Maison Mello
Maîtres d'ouvrages : Alexandre Mello et Débora Falleiros.
Maîtres d'oeuvres : atelier MMBB; Angelo Bucci (chef de projet); Fernando de Mello Franco,
Marta Moreira et Milton Braga (architectes); Ibsen Pulleo Uvo (ingénieur
structure).
Surface SHON : 170 m2
Maison Mariante
Maîtres d'ouvrages : José Henrique Mariante, Beatriz Arruda Mariante.
Maîtres d'oeuvres : atelier MMBB; Angelo Bucci, Fernando de Mello Franco, Marta Moreira et Milton Braga (architectes); Ibsen Pulleo, Uvo (ingénieur structure).
Surface SHON : 256 m2
Livraison : 2002
Maison Mello
Cette maison a été construite à Ribeirao Preto, dans le nord de São Paulo, en 2002. Elle semble émerger au milieu d'un sol artificiellement travaillé, suivant la « démarche géographique » chère aux paulistas. S'apercevant que le terrain était en fait un plateau reconstitué par un apport récent de terres, les architectes se sont servis de cet excédent pour complètement transformer la topographie. Ils ont créé trois plateaux successifs qui sont autant de jardins en rapport direct avec la zone de vie de la maison. Dans les creux, qui les séparent, sont situés le garage et la zone des services. Le corps principal de la maison est composé de deux prismes surélevés, reliés par une aile perpendiculaire. L'accès se fait par le plateau central à travers un dispositif d'escaliers droits. À l'intérieur, le plan est organisé suivant une répartition classique jour/nuit. Le séjour se trouve dans le volume côté rue où des panneaux vitrés toute hauteur confèrent une totale transparence à l'espace. L'enveloppe du deuxième prisme a été travaillée pour assurer l'intimité : la façade des chambres est fermée par une alternance de panneaux vitrés et opaques, les vitrages des salles de bains ont été sérigraphiés. Le recours à une structure mixte ingénieuse donne à l'ensemble une grande légèreté. Toute la masse est portée par quatre poteaux. La dalle inférieure est totalement décollée du sol, sans s'appuyer sur des poutres. La dalle de couverture est soutenue par deux grandes poutres inversées. Des tirants métalliques verticaux contreventent l'ensemble. Une des poutres traverse le patio central et porte le château d'eau, mis en scène comme une sculpture.
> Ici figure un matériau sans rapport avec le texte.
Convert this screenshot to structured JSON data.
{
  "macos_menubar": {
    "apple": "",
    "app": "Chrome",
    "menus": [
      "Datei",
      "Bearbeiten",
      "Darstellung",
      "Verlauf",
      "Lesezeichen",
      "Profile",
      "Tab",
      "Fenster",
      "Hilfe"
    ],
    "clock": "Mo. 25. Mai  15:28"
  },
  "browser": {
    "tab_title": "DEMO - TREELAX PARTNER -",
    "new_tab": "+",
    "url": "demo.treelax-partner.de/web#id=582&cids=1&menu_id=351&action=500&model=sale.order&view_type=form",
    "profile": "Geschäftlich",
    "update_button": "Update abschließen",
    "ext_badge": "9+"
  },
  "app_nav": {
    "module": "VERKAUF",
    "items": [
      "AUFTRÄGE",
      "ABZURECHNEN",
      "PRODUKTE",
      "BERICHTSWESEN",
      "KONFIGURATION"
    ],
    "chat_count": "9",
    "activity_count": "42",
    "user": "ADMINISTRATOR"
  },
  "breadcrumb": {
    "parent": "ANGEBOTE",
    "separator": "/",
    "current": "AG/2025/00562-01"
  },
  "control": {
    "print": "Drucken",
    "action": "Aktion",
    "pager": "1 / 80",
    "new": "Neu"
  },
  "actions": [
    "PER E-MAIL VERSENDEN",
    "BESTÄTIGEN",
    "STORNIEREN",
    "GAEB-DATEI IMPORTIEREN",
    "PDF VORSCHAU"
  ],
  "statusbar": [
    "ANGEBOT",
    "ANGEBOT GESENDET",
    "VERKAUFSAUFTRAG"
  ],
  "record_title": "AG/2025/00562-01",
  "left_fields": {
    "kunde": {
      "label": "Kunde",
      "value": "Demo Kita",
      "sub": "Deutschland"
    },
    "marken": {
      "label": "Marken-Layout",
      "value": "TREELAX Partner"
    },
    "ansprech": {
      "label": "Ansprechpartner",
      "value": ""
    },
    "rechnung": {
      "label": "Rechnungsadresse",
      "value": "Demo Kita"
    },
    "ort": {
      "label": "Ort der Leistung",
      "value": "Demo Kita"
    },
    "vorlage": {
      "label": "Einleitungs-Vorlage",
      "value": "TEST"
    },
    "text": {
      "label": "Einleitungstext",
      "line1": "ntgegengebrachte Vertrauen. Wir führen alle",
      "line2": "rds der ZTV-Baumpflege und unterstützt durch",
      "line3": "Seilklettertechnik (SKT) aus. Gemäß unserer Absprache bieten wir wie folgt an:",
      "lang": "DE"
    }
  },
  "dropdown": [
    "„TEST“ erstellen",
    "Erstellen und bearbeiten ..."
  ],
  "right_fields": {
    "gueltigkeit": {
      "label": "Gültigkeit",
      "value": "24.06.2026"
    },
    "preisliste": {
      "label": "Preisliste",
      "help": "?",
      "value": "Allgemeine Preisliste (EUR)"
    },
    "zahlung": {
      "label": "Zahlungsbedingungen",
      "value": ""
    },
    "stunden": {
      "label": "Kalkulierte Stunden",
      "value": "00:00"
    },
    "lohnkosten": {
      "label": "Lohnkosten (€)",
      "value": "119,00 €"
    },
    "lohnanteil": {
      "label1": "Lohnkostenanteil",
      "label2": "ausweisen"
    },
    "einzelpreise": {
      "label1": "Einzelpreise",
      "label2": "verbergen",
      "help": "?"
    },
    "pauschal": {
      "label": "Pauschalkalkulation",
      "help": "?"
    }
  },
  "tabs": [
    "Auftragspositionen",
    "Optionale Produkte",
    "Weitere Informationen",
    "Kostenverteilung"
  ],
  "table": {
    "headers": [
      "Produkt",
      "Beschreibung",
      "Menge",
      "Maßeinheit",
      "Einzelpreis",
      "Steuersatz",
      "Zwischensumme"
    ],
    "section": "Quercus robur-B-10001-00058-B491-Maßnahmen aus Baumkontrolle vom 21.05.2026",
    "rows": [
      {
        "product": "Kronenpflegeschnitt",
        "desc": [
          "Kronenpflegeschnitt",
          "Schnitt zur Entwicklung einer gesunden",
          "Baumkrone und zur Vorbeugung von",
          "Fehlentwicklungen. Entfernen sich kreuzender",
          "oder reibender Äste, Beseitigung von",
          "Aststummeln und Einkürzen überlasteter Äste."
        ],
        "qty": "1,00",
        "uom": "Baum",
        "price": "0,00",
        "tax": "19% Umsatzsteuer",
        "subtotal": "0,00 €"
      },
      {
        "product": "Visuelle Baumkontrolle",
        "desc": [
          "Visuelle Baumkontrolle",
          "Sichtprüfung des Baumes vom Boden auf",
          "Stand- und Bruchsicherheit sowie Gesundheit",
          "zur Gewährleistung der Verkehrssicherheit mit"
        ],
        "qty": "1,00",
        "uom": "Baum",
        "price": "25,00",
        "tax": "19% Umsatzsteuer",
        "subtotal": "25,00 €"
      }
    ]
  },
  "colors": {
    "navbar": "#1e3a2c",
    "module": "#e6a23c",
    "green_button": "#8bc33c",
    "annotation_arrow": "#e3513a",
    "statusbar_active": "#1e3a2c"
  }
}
L'isolation de la couverture est réalisée par un plan d'eau, dispositif grâce auquel l'excédent d'eau de pluie est récupéré dans la piscine, retraité et réutilisé dans la couverture.
Maison Mariante
La maison Mariante est un paradoxe. Elle a été construite dans un de ces quartiers gardiennés (les condominios) qui prolifèrent autour de São Paulo et de la plupart des grandes villes brésiliennes. Alors que tout l'environnement est conçu comme un rempart contre le chaos urbain et chaque maison comme une bulle protectrice, la maison Mariante dévoile son intérieur dans une démarche presque exhibitionniste.
On y retrouve l'archétype paulista du prisme suspendu. Ici, il s'agit de la superposition de deux dalles alvéolaires au plan parfaitement carré. Elles sont portées par quatre gros poteaux posés sur un carré virtuel intérieur, constituant une bande périphérique de trois mètres en porte-à-faux. Le plan s'articule autour d'un escalier droit. Depuis le pilotis, il permet de grimper vers l'intérieur. Dans la maison, il structure un noyau central de services entouré par des espaces de vie périphériques. En couverture, il forme une fente dans le plan d'eau qui assure l'isolation, et permet d'accéder à un solarium. La rigueur du volume construit fait contrepoint au mouvement du sol. Sur la façade principale, la masse d'un talus s'oppose au poids du château d'eau qui est posé sur la toiture. À l'arrière, une passerelle au niveau de la toiture et une terrasse prolongeant le séjour s'avancent un peu comme des jetées vers la pente du terrain. Sur les façades latérales, des longues ouvertures en fente cadrent la vue. Les façades nord et sud sont entièrement transparentes, constituées par des vitrages stadip toute hauteur. La nuit, le volume s'éclaire, mettant en scène les espaces intérieurs dans un spectacle insolite pour un condominio.